では、スライスを以下のようにスライスしてみましょう。
slice = slice[:2]
fmt.Println(slice) // [2 3]
fmt.Println(len(slice)) // Output: 2
fmt.Println(cap(slice)) // Output: 5
この場合、スライススライスの長さは2であり、これは配列から2つの要素を含むからです。新しいスライスの容量は依然として5で、これは基礎となる配列から最大5個の要素を保持することができるからです。
これは、スライスの容量は基礎となる配列によって決定され、スライスの長さが変わっても同じであることを実証しています。
スライスへ要素を追加するには、append関数を使用します。これはGoでスライスに要素を追加する最も一般的な方法です。append関数はスライスと1つ以上の要素を受け取り、スライスの末尾に要素を追加した新しいスライスを返します。
slice := []int{1, 2, 3}
slice = append(array, 4, 5)
fmt.Println(array) // [1 2 3 4 5]
この例では、append関数を使用してスライス配列の最後に4と5を追加し、結果を配列に代入しています。
Note: appendは要素追加後のスライスを返すため、appendの結果は変数で受け取る必要があることに注意してください。

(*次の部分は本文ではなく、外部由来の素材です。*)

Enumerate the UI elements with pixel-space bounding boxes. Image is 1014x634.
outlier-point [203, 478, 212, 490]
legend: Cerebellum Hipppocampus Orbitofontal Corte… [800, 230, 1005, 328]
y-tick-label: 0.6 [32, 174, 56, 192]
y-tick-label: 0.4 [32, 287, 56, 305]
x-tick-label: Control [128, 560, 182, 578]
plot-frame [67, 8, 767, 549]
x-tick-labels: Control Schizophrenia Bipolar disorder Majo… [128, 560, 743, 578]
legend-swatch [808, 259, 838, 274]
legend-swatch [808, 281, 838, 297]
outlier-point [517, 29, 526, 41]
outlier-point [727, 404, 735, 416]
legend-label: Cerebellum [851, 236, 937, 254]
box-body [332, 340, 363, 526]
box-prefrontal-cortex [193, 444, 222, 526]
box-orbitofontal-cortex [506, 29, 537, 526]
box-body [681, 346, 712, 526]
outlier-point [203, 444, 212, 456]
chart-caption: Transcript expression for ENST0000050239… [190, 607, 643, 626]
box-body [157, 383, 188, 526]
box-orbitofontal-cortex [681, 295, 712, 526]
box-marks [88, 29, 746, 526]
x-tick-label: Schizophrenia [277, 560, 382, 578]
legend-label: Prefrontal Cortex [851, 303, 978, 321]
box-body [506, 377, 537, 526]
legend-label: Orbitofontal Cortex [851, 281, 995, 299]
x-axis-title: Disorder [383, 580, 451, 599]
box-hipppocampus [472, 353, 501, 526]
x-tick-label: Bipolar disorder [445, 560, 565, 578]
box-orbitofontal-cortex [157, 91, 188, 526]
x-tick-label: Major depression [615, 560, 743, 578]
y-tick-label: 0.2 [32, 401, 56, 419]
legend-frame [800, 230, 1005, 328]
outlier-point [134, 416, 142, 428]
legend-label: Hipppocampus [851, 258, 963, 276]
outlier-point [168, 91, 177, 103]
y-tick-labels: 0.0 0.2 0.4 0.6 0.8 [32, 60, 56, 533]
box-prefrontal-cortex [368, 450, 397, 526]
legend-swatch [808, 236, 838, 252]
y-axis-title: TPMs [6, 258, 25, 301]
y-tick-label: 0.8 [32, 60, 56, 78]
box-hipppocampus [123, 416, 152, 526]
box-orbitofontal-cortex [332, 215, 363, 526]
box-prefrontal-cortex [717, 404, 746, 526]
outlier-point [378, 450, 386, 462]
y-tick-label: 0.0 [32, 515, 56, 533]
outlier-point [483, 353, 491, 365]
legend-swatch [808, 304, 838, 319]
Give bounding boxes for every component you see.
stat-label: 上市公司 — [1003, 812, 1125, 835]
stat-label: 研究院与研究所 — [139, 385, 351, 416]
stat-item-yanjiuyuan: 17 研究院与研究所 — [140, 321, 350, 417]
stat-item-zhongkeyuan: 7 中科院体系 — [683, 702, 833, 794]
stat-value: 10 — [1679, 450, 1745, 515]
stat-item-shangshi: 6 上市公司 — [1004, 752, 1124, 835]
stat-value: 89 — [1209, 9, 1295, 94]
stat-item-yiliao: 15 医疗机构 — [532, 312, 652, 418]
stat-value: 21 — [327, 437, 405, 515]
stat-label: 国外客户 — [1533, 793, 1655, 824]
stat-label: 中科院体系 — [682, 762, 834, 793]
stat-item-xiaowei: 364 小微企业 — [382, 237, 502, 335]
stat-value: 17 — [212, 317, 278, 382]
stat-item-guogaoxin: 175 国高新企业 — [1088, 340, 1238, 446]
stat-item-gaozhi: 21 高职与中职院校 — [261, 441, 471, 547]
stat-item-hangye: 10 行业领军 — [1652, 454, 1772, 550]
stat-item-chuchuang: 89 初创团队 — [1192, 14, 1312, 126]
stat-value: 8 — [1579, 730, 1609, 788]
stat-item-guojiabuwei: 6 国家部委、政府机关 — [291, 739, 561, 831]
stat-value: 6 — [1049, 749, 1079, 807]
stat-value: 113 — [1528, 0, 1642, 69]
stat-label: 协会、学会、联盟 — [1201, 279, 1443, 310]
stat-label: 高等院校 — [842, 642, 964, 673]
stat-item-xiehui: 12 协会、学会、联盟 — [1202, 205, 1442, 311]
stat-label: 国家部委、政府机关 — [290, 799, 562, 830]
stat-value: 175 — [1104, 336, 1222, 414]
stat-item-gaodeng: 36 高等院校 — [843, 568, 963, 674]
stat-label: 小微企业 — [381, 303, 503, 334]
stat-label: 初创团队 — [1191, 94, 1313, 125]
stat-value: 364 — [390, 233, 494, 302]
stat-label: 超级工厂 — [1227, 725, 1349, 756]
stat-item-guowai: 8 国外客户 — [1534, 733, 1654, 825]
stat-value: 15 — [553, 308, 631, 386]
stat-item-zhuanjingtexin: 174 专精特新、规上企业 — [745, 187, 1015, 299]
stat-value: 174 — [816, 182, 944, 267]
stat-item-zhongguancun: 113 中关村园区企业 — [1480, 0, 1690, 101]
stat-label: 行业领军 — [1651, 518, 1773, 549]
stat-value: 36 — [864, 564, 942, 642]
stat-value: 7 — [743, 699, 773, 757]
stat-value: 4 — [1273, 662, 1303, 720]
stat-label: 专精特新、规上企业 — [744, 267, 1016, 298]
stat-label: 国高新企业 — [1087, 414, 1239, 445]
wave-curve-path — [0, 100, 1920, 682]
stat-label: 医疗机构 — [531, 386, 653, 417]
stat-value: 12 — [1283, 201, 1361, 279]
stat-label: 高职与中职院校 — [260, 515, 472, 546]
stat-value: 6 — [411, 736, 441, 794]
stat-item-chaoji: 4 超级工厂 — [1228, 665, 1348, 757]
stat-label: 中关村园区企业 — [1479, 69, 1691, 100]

append関数を使用してスライスに新しい要素が追加される際、スライスの容量に達した場合、新しい要素を収容するために新しい別のメモリ領域が割り当てられ、ポインタは新しいメモリ領域に確保されます。
それでは例を見てみましょう。
slice := []int{1, 2, 3}
fmt.Println("len:", len(slice)) // len: 3
fmt.Println("cap:", cap(slice)) // cap: 3
fmt.Println("Before:", &slice[0]) // Before: 0xc00001a018
slice = append(slice, 4, 5)
fmt.Println("len:", len(slice)) // len: 5
fmt.Println("cap:", cap(slice)) // cap: 6
fmt.Println("After:", &slice[0]) // After: 0xc000100000
スライスの長さとスライスの容量が等しいときまで、ポインタの値は同じになります。
Go言語のスライスのゼロ値はnilです。その場合、基礎となる配列は存在しませんが、空の配列を示します。
var s []int
fmt.Println(s, len(s), cap(s)) // [] 0 0
fmt.Println(s == nil) // true
一方、make関数で作成されたスライスのゼロ値はnilではありません。make関数は初期化された空のスライスを返します。